No precise weight can be assigned in this work of projection, though the tincture itself may be extracted from a certain subject, in a defined proportion, and with fitting appliances. For instance, that Medicine tinges sometimes thirty, forty, occasionally even sixty, eighty, or a hundred parts of the imperfect metal. So, then, the whole business hinges chiefly on the purification of the Medicine and the industry of the operator, and, next, on the greater; or lesser cleanliness and purity of the imperfect body taken in hand. For instance, one Venus is more pure than another; and hence it happens that no one fixed weight can be specified in projection. This alone is worth noting, that if the operator happens to have taken too much of the tincture, he can correct this mistake by adding more of the imperfect metal.

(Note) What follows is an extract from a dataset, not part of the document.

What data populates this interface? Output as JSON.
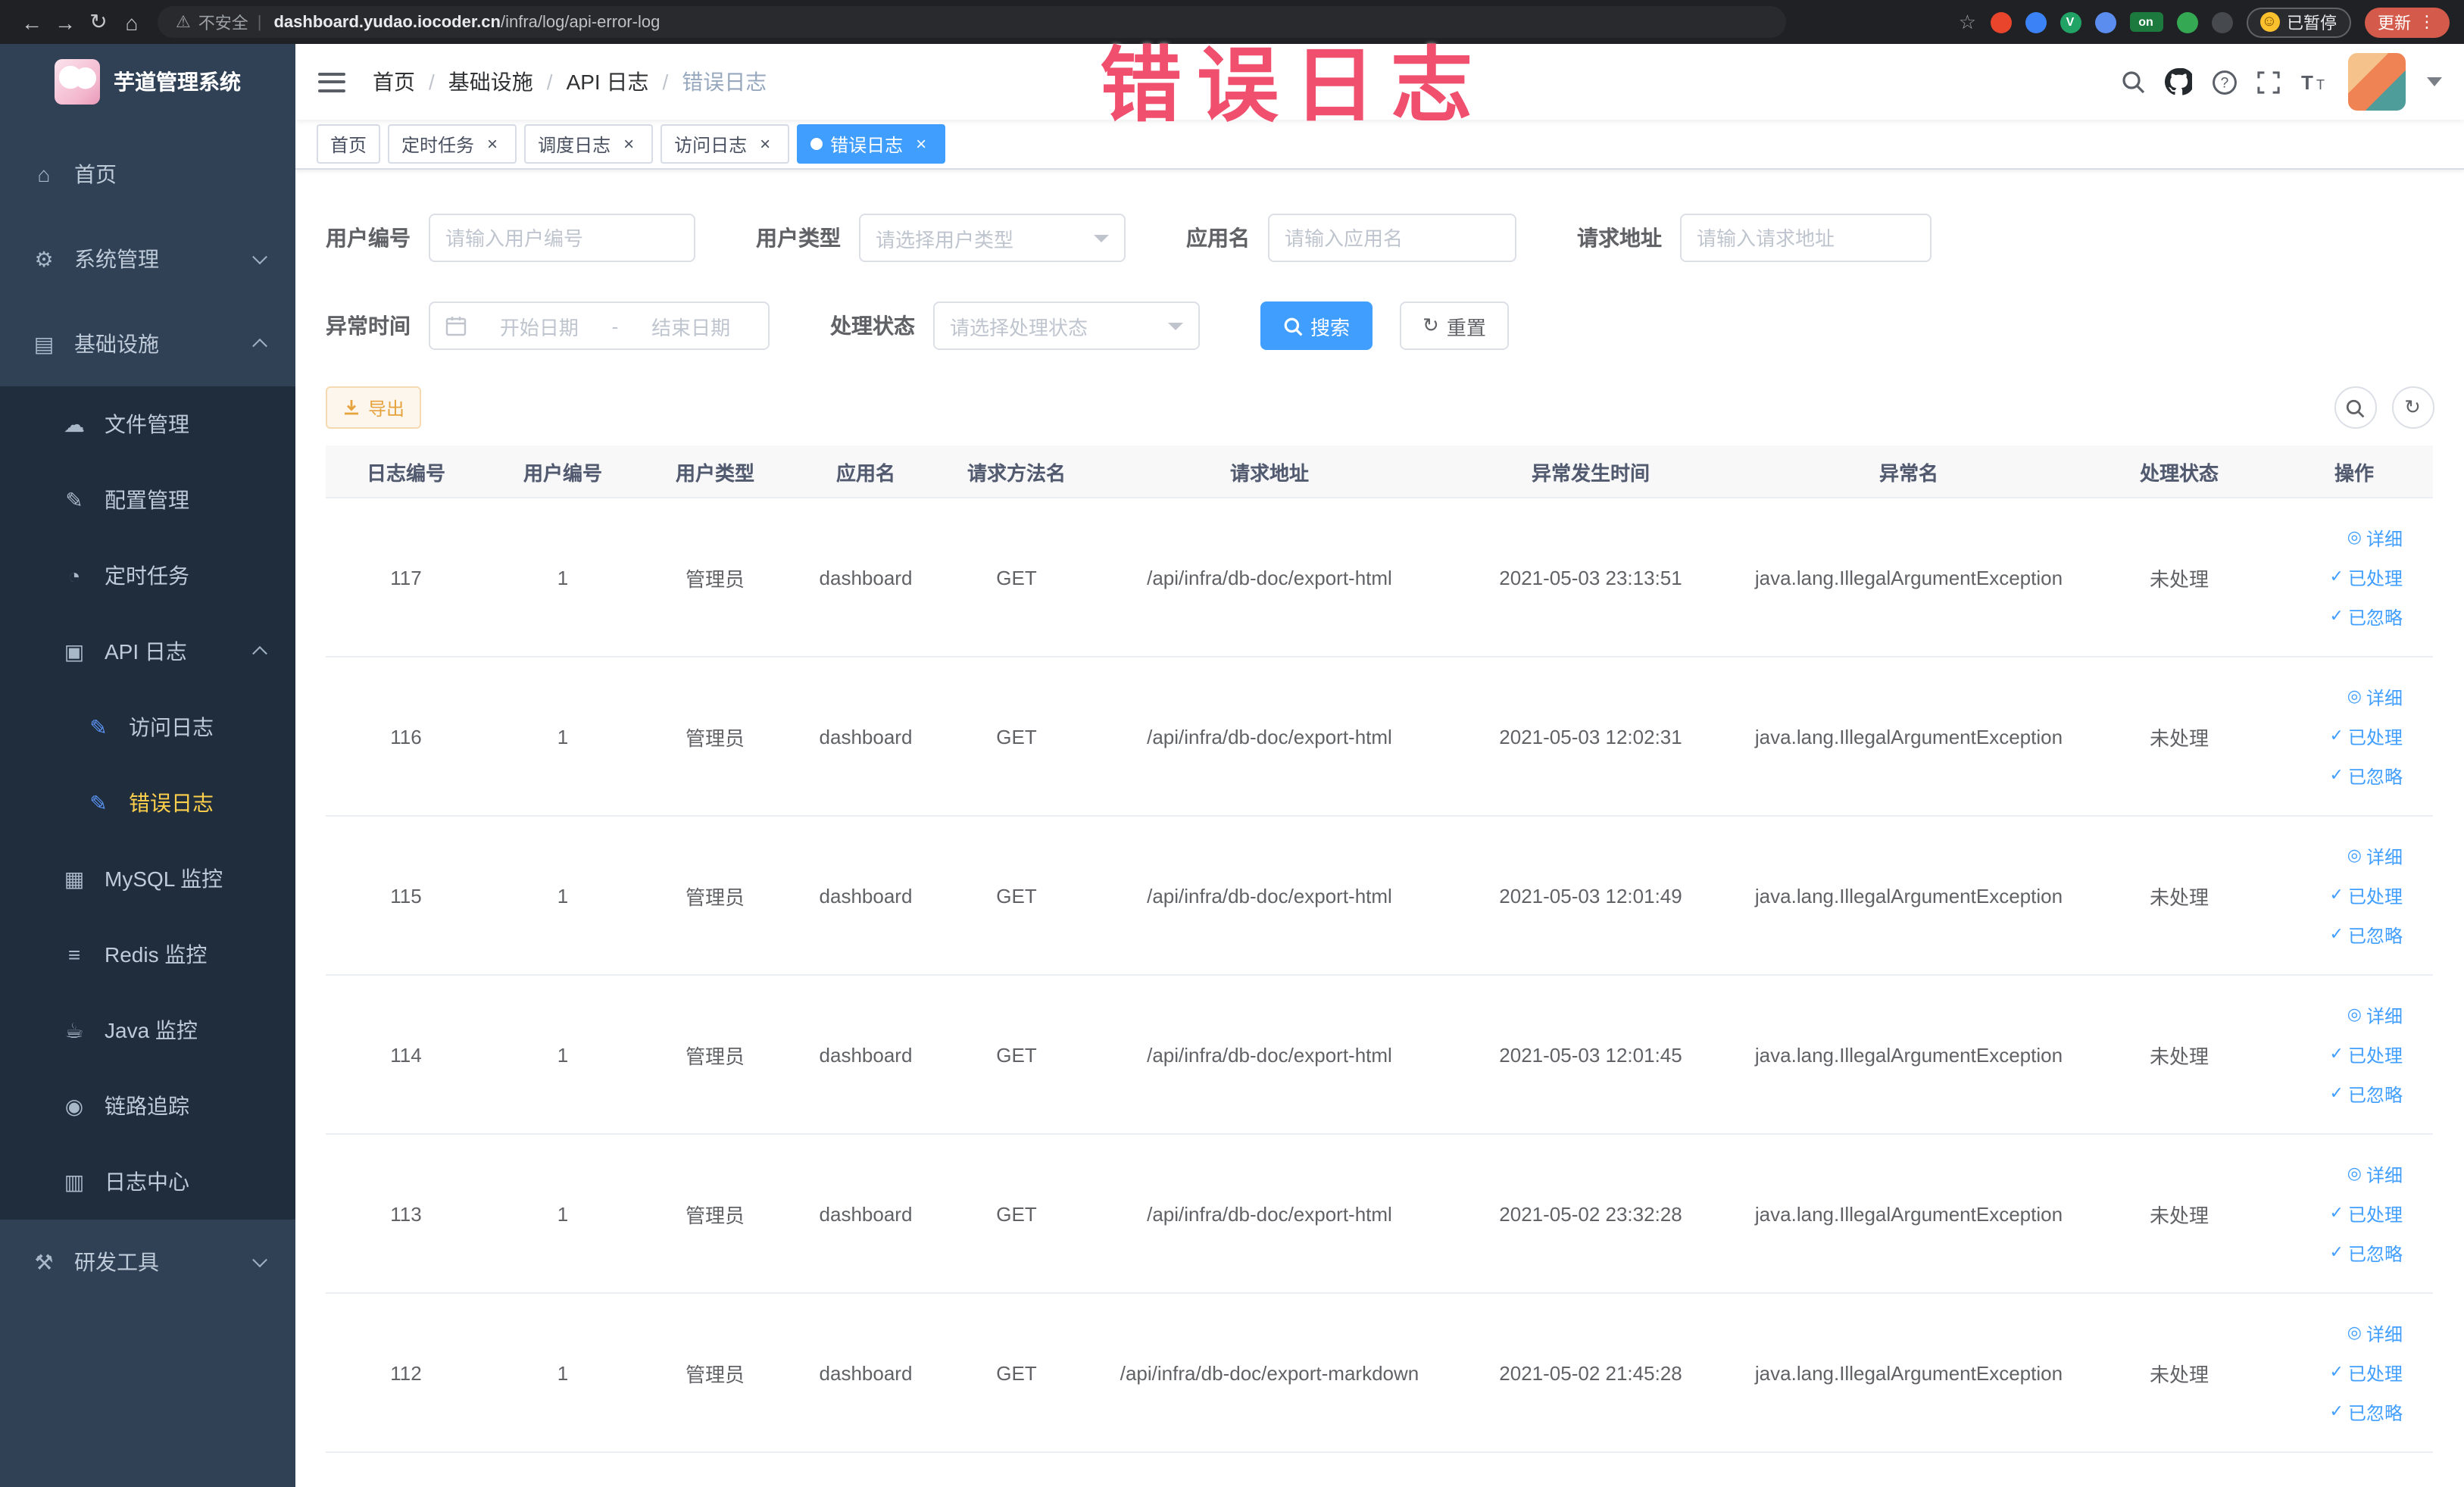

But if there be too much of the subject, so that the powers of the tincture are weakened, this error is easily remedied by a cineritium, or by cementations, or by ablutions in crude Antimony. There is nothing at this stage which need delay the operator; only let him put before himself a fact which has been passed over by the philosophers, and by some studiously veiled, namely, that in projections there must be a revivification, that is to say, an animation of imperfect bodies – nay, so to speak, a spiritualisation; concerning which some have said that their metals are no common ones, since they live and have a soul.

ANIMATION IS PRODUCED IN THE FOLLOWING WAY.

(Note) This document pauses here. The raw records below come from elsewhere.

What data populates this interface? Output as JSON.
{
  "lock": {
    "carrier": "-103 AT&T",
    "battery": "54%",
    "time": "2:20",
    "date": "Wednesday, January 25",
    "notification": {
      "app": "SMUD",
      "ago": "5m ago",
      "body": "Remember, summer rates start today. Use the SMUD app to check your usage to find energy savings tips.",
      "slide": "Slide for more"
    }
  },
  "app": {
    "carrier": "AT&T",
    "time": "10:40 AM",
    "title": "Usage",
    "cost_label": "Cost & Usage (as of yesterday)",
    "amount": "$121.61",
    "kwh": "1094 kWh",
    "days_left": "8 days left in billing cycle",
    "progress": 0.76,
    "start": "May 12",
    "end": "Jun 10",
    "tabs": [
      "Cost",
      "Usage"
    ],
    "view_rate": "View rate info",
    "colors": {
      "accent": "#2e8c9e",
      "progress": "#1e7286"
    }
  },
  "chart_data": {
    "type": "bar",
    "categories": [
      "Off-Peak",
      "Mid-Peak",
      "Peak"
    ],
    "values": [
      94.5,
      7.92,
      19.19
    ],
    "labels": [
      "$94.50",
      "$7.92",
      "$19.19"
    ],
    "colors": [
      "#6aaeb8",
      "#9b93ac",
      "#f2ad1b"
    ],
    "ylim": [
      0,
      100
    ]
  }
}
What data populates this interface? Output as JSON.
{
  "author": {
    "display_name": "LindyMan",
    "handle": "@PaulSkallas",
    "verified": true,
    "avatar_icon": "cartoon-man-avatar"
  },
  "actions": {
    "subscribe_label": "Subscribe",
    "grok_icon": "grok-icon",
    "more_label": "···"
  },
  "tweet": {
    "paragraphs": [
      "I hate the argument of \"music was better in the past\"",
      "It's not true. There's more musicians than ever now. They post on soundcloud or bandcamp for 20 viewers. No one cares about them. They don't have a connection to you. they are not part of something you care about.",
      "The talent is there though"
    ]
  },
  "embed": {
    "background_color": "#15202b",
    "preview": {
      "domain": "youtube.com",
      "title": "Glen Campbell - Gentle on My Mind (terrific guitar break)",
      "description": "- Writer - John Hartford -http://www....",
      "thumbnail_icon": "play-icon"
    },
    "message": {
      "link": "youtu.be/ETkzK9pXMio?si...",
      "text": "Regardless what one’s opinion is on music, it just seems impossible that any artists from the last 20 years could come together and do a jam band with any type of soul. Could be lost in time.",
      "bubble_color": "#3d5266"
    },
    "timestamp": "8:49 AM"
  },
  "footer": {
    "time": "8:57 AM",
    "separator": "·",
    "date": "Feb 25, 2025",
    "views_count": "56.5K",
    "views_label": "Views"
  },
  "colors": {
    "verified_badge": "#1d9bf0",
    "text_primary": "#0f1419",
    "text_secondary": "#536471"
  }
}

Take of Venus, wrought into small plates, as much as you will, ten, twenty, or forty pounds. Let these be incrusted with a pulse made of arsenic and calcined tartar, and calcined in their own vessel for twenty-four hours. Then at length let the Venus be pulverised, washed, and thoroughly purified. Let the calcination with ablution be repeated three or four times. In this way it is purged and purified from its thick greenness and from its own impure sulphur. You will have to be on your guard against calcinations made with common sulphur. For whatever is good in the metal is spoilt thereby, and what is bad becomes worse. To ten marks of this purged Venus add one of pure Luna. But in order that the work of the Medicine may be accelerated by projection, and may more easily penetrate the imperfect body, and drive out all portions which are opposed to the nature of Luna, this is accomplished by means of a perfect ferment. For the work is defiled by means of an impure Sulphur, so that a cloud is stretched out over the surface of the transmuted substance, or the metal is mixed with the loppings of the Sulphur and may be cast away therewith. But if a projection of a red stone is to be made, with a view to a red transmutation, it must first fall on gold, afterwards on silver, or on some other metal thoroughly purified, as we have directed above. From thence arises the most perfect gold.